Krasta hadn't bought anything- a shockingly unusual trip to the Avenue of Equestrians. Even so, she went back to her carriage, which waited in a side street. Her driver, surprised at her coming back so soon, hastily hid a flask. "Take me home," she told him. But would she find any shelter there, either?

Three

Winter was the rainy season in Bishah. The capital of Zuwayza rarely got much in the way of rain, but what it got, it got in winter. Sometimes, at this season, it also got cool enough at night to make Hajjaj think wearing clothes might not be the worst idea in the world.

The Zuwayzi foreign minister's senior wife patted his hand when he presumed to say that out loud. "If you want to put on a robe, put on a robe," Kolthoum told him. "No one here will mind if you do." Her tone suggested than anyone living in Hajjaj's home who did mind any eccentricity he happened to show would answer to her, and would not enjoy doing it.

But he shook his head. "My thanks, but no," he said. "No for two reasons. First, the servants would be scandalized, no matter what they said. I'm an old man now. I've been through too many scandals to invite another one."

"You're not so old as all that," Kolthoum said.

Hajjaj was far too courteous to laugh at his senior wife, but he knew better. His hair, having gone from black to gray, was now going from gray to white. (So was Kolthoum's; they'd been yoked together for almost fifty years. Hajjaj didn't notice it in her, for he saw her through the eyesight of a shared lifetime, where today and the lost time before the Six Years' War could blur into each other at a blink.) His dark brown skin had grown wrinkled and leathery.

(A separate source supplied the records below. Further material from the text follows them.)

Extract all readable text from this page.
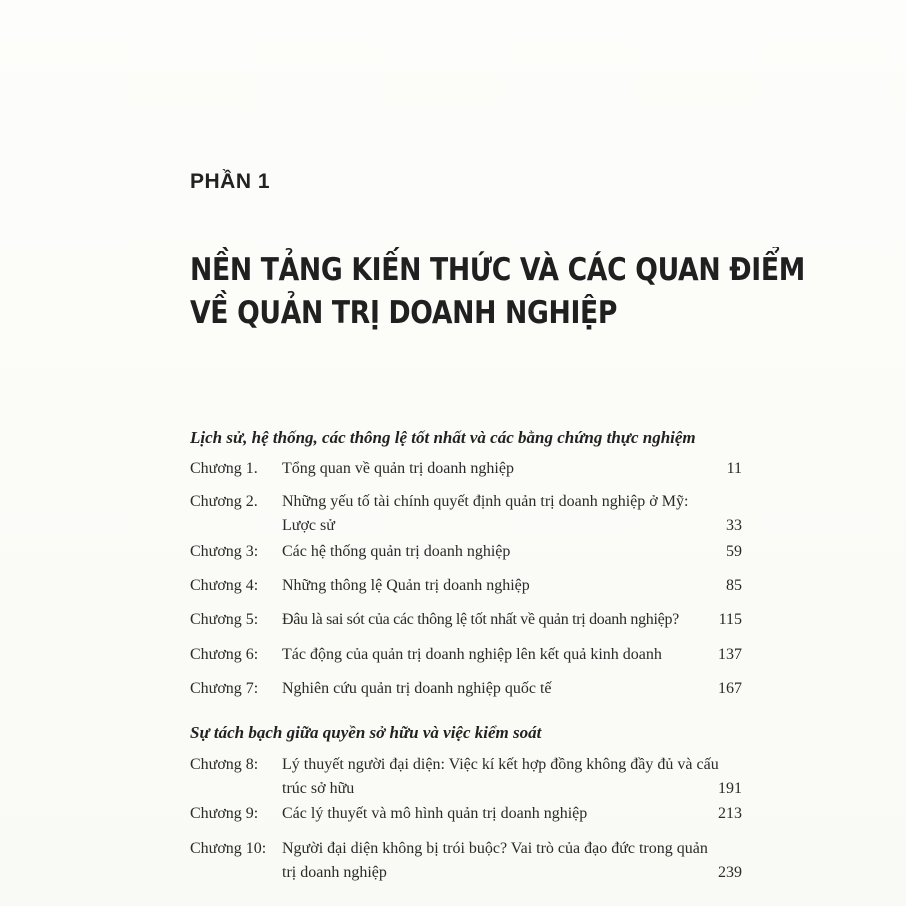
PHẦN 1
NỀN TẢNG KIẾN THỨC VÀ CÁC QUAN ĐIỂM
VỀ QUẢN TRỊ DOANH NGHIỆP
Lịch sử, hệ thống, các thông lệ tốt nhất và các bằng chứng thực nghiệm
Chương 1. Tổng quan về quản trị doanh nghiệp	11
Chương 2. Những yếu tố tài chính quyết định quản trị doanh nghiệp ở Mỹ: Lược sử	33
Chương 3: Các hệ thống quản trị doanh nghiệp	59
Chương 4: Những thông lệ Quản trị doanh nghiệp	85
Chương 5: Đâu là sai sót của các thông lệ tốt nhất về quản trị doanh nghiệp?	115
Chương 6: Tác động của quản trị doanh nghiệp lên kết quả kinh doanh	137
Chương 7: Nghiên cứu quản trị doanh nghiệp quốc tế	167
Sự tách bạch giữa quyền sở hữu và việc kiểm soát
Chương 8: Lý thuyết người đại diện: Việc kí kết hợp đồng không đầy đủ và cấu trúc sở hữu	191
Chương 9: Các lý thuyết và mô hình quản trị doanh nghiệp	213
Chương 10: Người đại diện không bị trói buộc? Vai trò của đạo đức trong quản trị doanh nghiệp	239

When it did rain here, his bones would ache.

He went on, "The second reason is even more compelling: so far as I know, we haven't got any clothes here. I have this style and that- short tunics and long ones and kilts and trousers and who knows what useless fripperies- in a closet next to my office down in the city, but I don't need to bother with such foreign nonsense in my own home."